5. Fill up a sink with super-hot water – I make it so hot I can barely touch it. Do not add soap. At this point, you can add some alcohol or vinegar to the water or the bottle if you are concerned about getting all the oil out.
6. Begin emptying all the bottles of the salt. It is okay for residue to stay attached, it will come off in the water. Put the bottles and parts in the water.
7. Put the Epsom salt in a container for future baths. Now you have oil infused Epsom salts. It will be the most relaxing bath. This is so wonderful because it is a mix of different oils.
8. Once the water cools down, take em out to air dry. If any have labels still partially attached, you can rub a tiny amount of baking soda and lemon oil on the outside, and it will come off quickly, making sure not to get any on the inside. Once dry, your bottles are ready to reuse.
I wait until the bottom of my oil rack is full of empty bottles then I do a batch of them at a time. I have the kids help me, they think it’s fun and as you’ll see we get some nicely scented Epsom salts for our baths as a result. If you’ve never had an Epsom salt bath, then it’s time.
Ideas for Reusing Your Empty Essential Oil Bottles
1. Make Your Own Blend
Have fun being a scientist making your blends.

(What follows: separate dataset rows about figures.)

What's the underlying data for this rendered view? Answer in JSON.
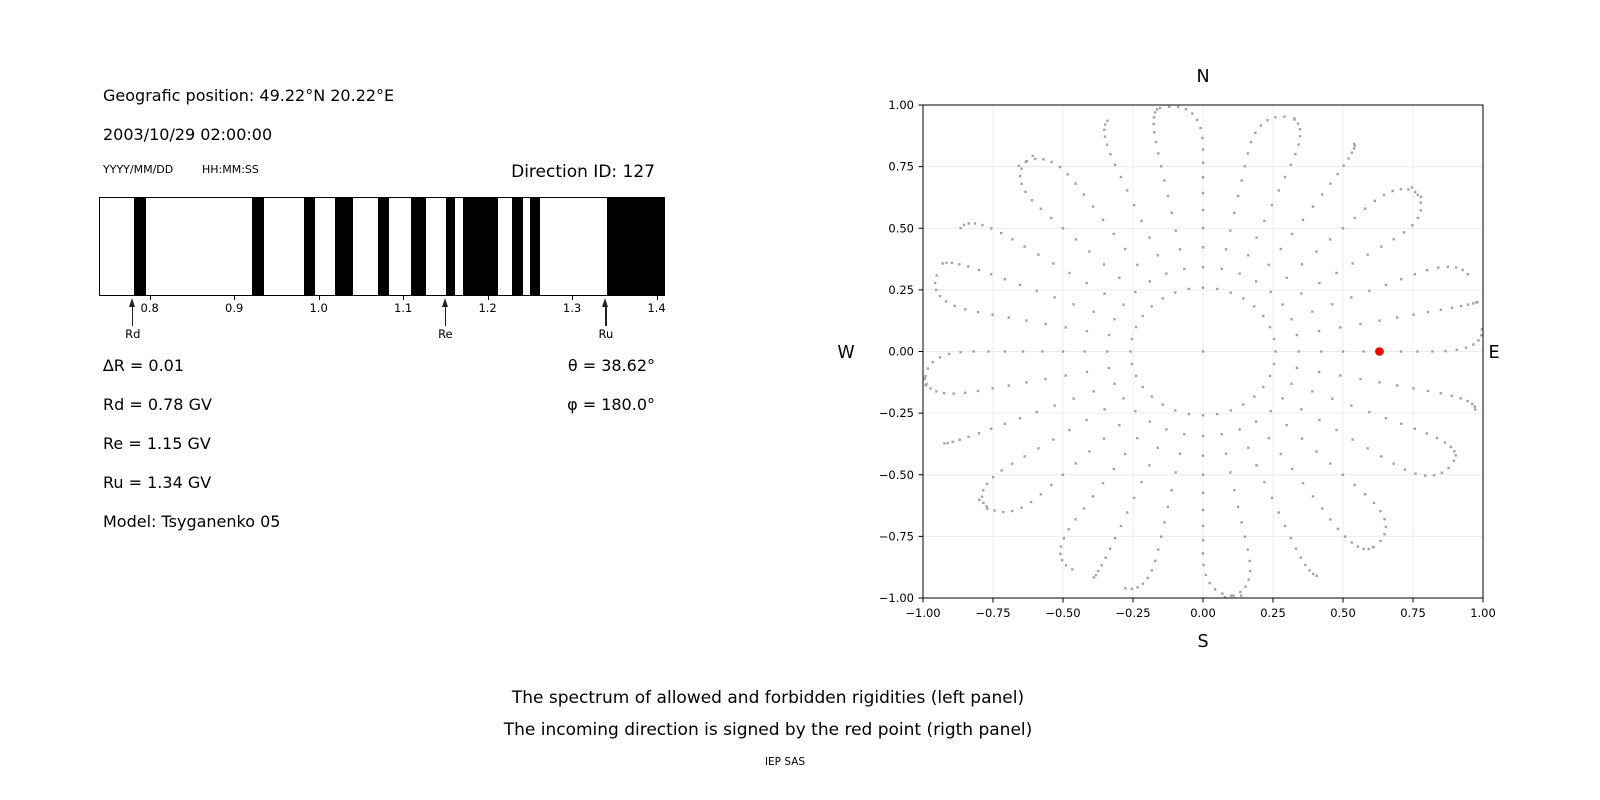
{
  "header": {
    "geo_position": "Geografic position: 49.22°N 20.22°E",
    "datetime": "2003/10/29 02:00:00",
    "date_format": "YYYY/MM/DD",
    "time_format": "HH:MM:SS"
  },
  "values": {
    "delta_r": "∆R = 0.01",
    "rd": "Rd = 0.78 GV",
    "re": "Re = 1.15 GV",
    "ru": "Ru = 1.34 GV",
    "model": "Model: Tsyganenko 05",
    "theta": "θ = 38.62°",
    "phi": "φ = 180.0°"
  },
  "captions": {
    "line1": "The spectrum of allowed and forbidden rigidities (left panel)",
    "line2": "The incoming direction is signed by the red point (rigth panel)",
    "credit": "IEP SAS"
  },
  "chart_data": [
    {
      "id": "rigidity-spectrum",
      "type": "barcode",
      "title": "Direction ID: 127",
      "xlim": [
        0.74,
        1.41
      ],
      "xtick_values": [
        0.8,
        0.9,
        1.0,
        1.1,
        1.2,
        1.3,
        1.4
      ],
      "xtick_labels": [
        "0.8",
        "0.9",
        "1.0",
        "1.1",
        "1.2",
        "1.3",
        "1.4"
      ],
      "band_color": "#000000",
      "bands_GV": [
        [
          0.78,
          0.795
        ],
        [
          0.92,
          0.934
        ],
        [
          0.981,
          0.995
        ],
        [
          1.018,
          1.04
        ],
        [
          1.069,
          1.082
        ],
        [
          1.108,
          1.126
        ],
        [
          1.149,
          1.16
        ],
        [
          1.17,
          1.211
        ],
        [
          1.228,
          1.241
        ],
        [
          1.249,
          1.261
        ],
        [
          1.34,
          1.41
        ]
      ],
      "markers": [
        {
          "label": "Rd",
          "value_GV": 0.78
        },
        {
          "label": "Re",
          "value_GV": 1.15
        },
        {
          "label": "Ru",
          "value_GV": 1.34
        }
      ]
    },
    {
      "id": "direction-map",
      "type": "scatter",
      "xlim": [
        -1,
        1
      ],
      "ylim": [
        -1,
        1
      ],
      "grid": true,
      "grid_color": "#ececec",
      "tick_values": [
        -1,
        -0.75,
        -0.5,
        -0.25,
        0,
        0.25,
        0.5,
        0.75,
        1
      ],
      "tick_labels": [
        "−1.00",
        "−0.75",
        "−0.50",
        "−0.25",
        "0.00",
        "0.25",
        "0.50",
        "0.75",
        "1.00"
      ],
      "compass": {
        "top": "N",
        "bottom": "S",
        "left": "W",
        "right": "E"
      },
      "dot_color": "#8b8b8b",
      "rays": {
        "count": 32,
        "azimuth_step_deg": 11.25,
        "zenith_start_deg": 15,
        "zenith_end_deg": 90,
        "zenith_step_deg": 5,
        "r_mapping": "sin(zenith)",
        "tail_drift_max_deg": 8
      },
      "center_dot": {
        "x": 0.0,
        "y": 0.0
      },
      "red_point": {
        "x": 0.63,
        "y": 0.0,
        "color": "#ee0000"
      }
    }
  ]
}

If you choose to make a blend that includes the same oil as the bottle you are reusing, you won’t need to clean the bottle. For example, if your Lavender essential oil is empty and now you want to make a “breathe blend” of Lavender, Peppermint, and Lemon, use this bottle as your base and add all three oils into this bottle.
But if you are making a “breathe blend” for example, and only have an empty Stress Away bottle, you will want to clean it out with the instructions above.
2. Lazy Girl’s Epsom Salts
If you don’t want to clean the bottle out, but want to get all the oil out, then open the bottle and place it in a jar with Epsom salts and there you go~ you have bath salts. It’s that easy.
Let it sit for a couple of days. When you are ready for a bath, remove the salts and leave the bottle in the jar. Continue to add bath salts until all the aroma has been taken from the bottle. This is great for calming oils such as lavender, orange, or frankincense.
3. Natural Deodorizer
Open the oil bottle and let the aroma fully disperse in an area that needs a natural deodorizer. Such as a child’s sock drawer, laundry room, lingerie drawer, the bottom of a trash can, or closet. This is good for lemon or purification.
Or try making stringing them onto your Christmas lights.
5. Carrier Oil Bottle
When I’m traveling, I use the 15ml size bottle for my carrier oil. After thoroughly cleaning it per instructions above, I take the orifice reducer off and fill it with a carrier oil. Then I have a small, travel sized bottle of carrier oil. I have to be careful about pouring it out, but this is much easier than having a large bottle of grapeseed oil or coconut oil when traveling.